Manufacturing industries that use minerals as raw material are called mineral-based industries. The iron and steel industry is the basic industry on which all other industries depend. The production and per capita consumption of steel is a measure of a country’s economic development.
The main raw materials used in the iron and steel industry are iron ore, coal and limestone. The raw materials and finished products of iron and steel industries are quite bulky, these industries must be located near the mining areas of the required minerals and must be connected by a good transport network.
India is the ninth largest producer of crude steel and the largest producer of sponge iron in the world. India is also a leading exporter of steel in the world.
The per capita consumption of steel in India is only 32 kilograms. There are 10 primary integrated steel plants in India. These integrated plants handle all stages of steel production, from procurement of basic raw material to producing finished rolled and shaped steel. India has many mini steel plants that produce customised alloy steel using scrap iron or sponge iron as raw material.
China has become the world’s largest producer and consumer of steel, leaving India far behind. Most steel manufacturing industries are located in the Chhota Nagpur Plateau region because of the availability of inexpensive, high-grade raw material and abundant cheap labour. The main challenges faced by the industry in realising its full potential are limited supply of expensive coking coal, erratic power supply, low output of labour and poor infrastructure. The future of India’s iron and steel industry is bright due to India’s liberalisation policy and foreign direct investment in the industry.

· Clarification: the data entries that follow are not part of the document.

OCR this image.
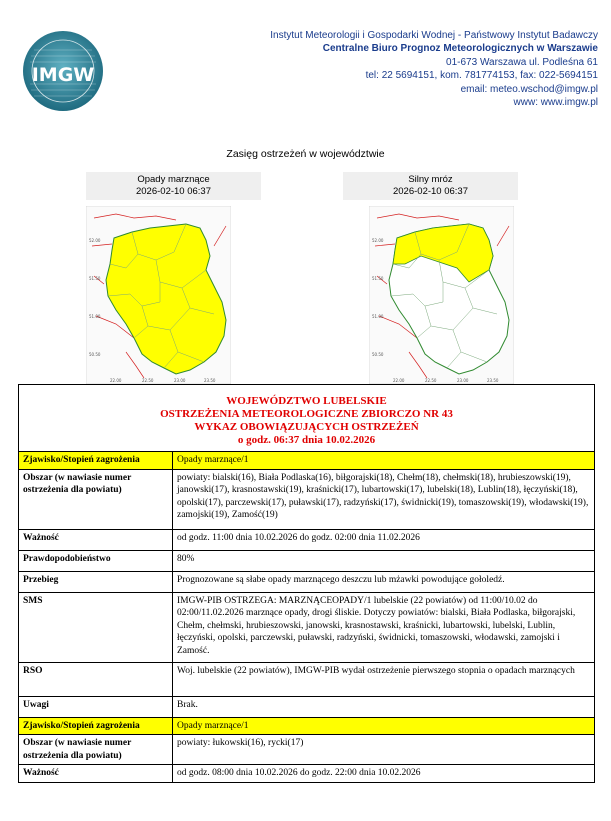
IMGW
Instytut Meteorologii i Gospodarki Wodnej - Państwowy Instytut Badawczy
Centralne Biuro Prognoz Meteorologicznych w Warszawie
01-673 Warszawa ul. Podleśna 61
tel: 22 5694151, kom. 781774153, fax: 022-5694151
email: meteo.wschod@imgw.pl
www: www.imgw.pl
Zasięg ostrzeżeń w województwie
Opady marznące
2026-02-10 06:37
52.00
51.50
51.00
50.50
22.00	22.50	23.00	23.50
Silny mróz
2026-02-10 06:37
52.00
51.50
51.00
50.50
22.00	22.50	23.00	23.50
WOJEWÓDZTWO LUBELSKIE
OSTRZEŻENIA METEOROLOGICZNE ZBIORCZO NR 43
WYKAZ OBOWIĄZUJĄCYCH OSTRZEŻEŃ
o godz. 06:37 dnia 10.02.2026	

Zjawisko/Stopień zagrożenia	Opady marznące/1
Obszar (w nawiasie numer ostrzeżenia dla powiatu)	powiaty: bialski(16), Biała Podlaska(16), biłgorajski(18), Chełm(18), chełmski(18), hrubieszowski(19), janowski(17), krasnostawski(19), kraśnicki(17), lubartowski(17), lubelski(18), Lublin(18), łęczyński(18), opolski(17), parczewski(17), puławski(17), radzyński(17), świdnicki(19), tomaszowski(19), włodawski(19), zamojski(19), Zamość(19)
Ważność	od godz. 11:00 dnia 10.02.2026 do godz. 02:00 dnia 11.02.2026
Prawdopodobieństwo	80%
Przebieg	Prognozowane są słabe opady marznącego deszczu lub mżawki powodujące gołoledź.
SMS	IMGW-PIB OSTRZEGA: MARZNĄCEOPADY/1 lubelskie (22 powiatów) od 11:00/10.02 do 02:00/11.02.2026 marznące opady, drogi śliskie. Dotyczy powiatów: bialski, Biała Podlaska, biłgorajski, Chełm, chełmski, hrubieszowski, janowski, krasnostawski, kraśnicki, lubartowski, lubelski, Lublin, łęczyński, opolski, parczewski, puławski, radzyński, świdnicki, tomaszowski, włodawski, zamojski i Zamość.
RSO	Woj. lubelskie (22 powiatów), IMGW-PIB wydał ostrzeżenie pierwszego stopnia o opadach marznących
Uwagi	Brak.
Zjawisko/Stopień zagrożenia	Opady marznące/1
Obszar (w nawiasie numer ostrzeżenia dla powiatu)	powiaty: łukowski(16), rycki(17)
Ważność	od godz. 08:00 dnia 10.02.2026 do godz. 22:00 dnia 10.02.2026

Aluminium is a lightweight, corrosion-resistant metal with excellent malleability and ductility. Aluminium is a good conductor of heat and electricity, and can be alloyed with other metals to make it stronger. Aluminium is increasingly being used as a substitute for steel, copper, zinc and lead in several industries. The process of deriving metallic aluminium from its ore is called aluminium smelting. Aluminium smelting is the second most important metallurgical industry in India.
Bauxite is the chief ore of aluminium. Bauxite is refined to produce alumina, which is smelted to derive metallic aluminium.
India has 8 aluminium smelting plants located in Orissa, West Bengal, Uttar Pradesh, Tamil Nadu, Kerala, Chhattisgarh and Maharashtra. The production of aluminium requires the transport of bulky raw materials and large amounts of electricity, assured supply of power and good transport connectivity are the main criteria for the location of an aluminium smelting plant. The Indian chemical industry is the third largest in Asia and the 12th largest in the world. The Indian chemical industry contributes 3% to our national GDP.
The main inorganic chemicals produced in India include sulphuric acid, nitric acid, alkalis, soda ash and caustic soda. Sulphuric acid is used in the production of fertilisers, plastics, synthetic fibres, adhesives, paints and dyes. Soda ash is used in manufacturing soap, glass, detergents and paper. Petrochemicals are materials derived as the by-products of petroleum refining. Petrochemicals are used to manufacture synthetic fibre, synthetic rubber, dyes and paints, fertilisers, adhesives and medicinal drugs.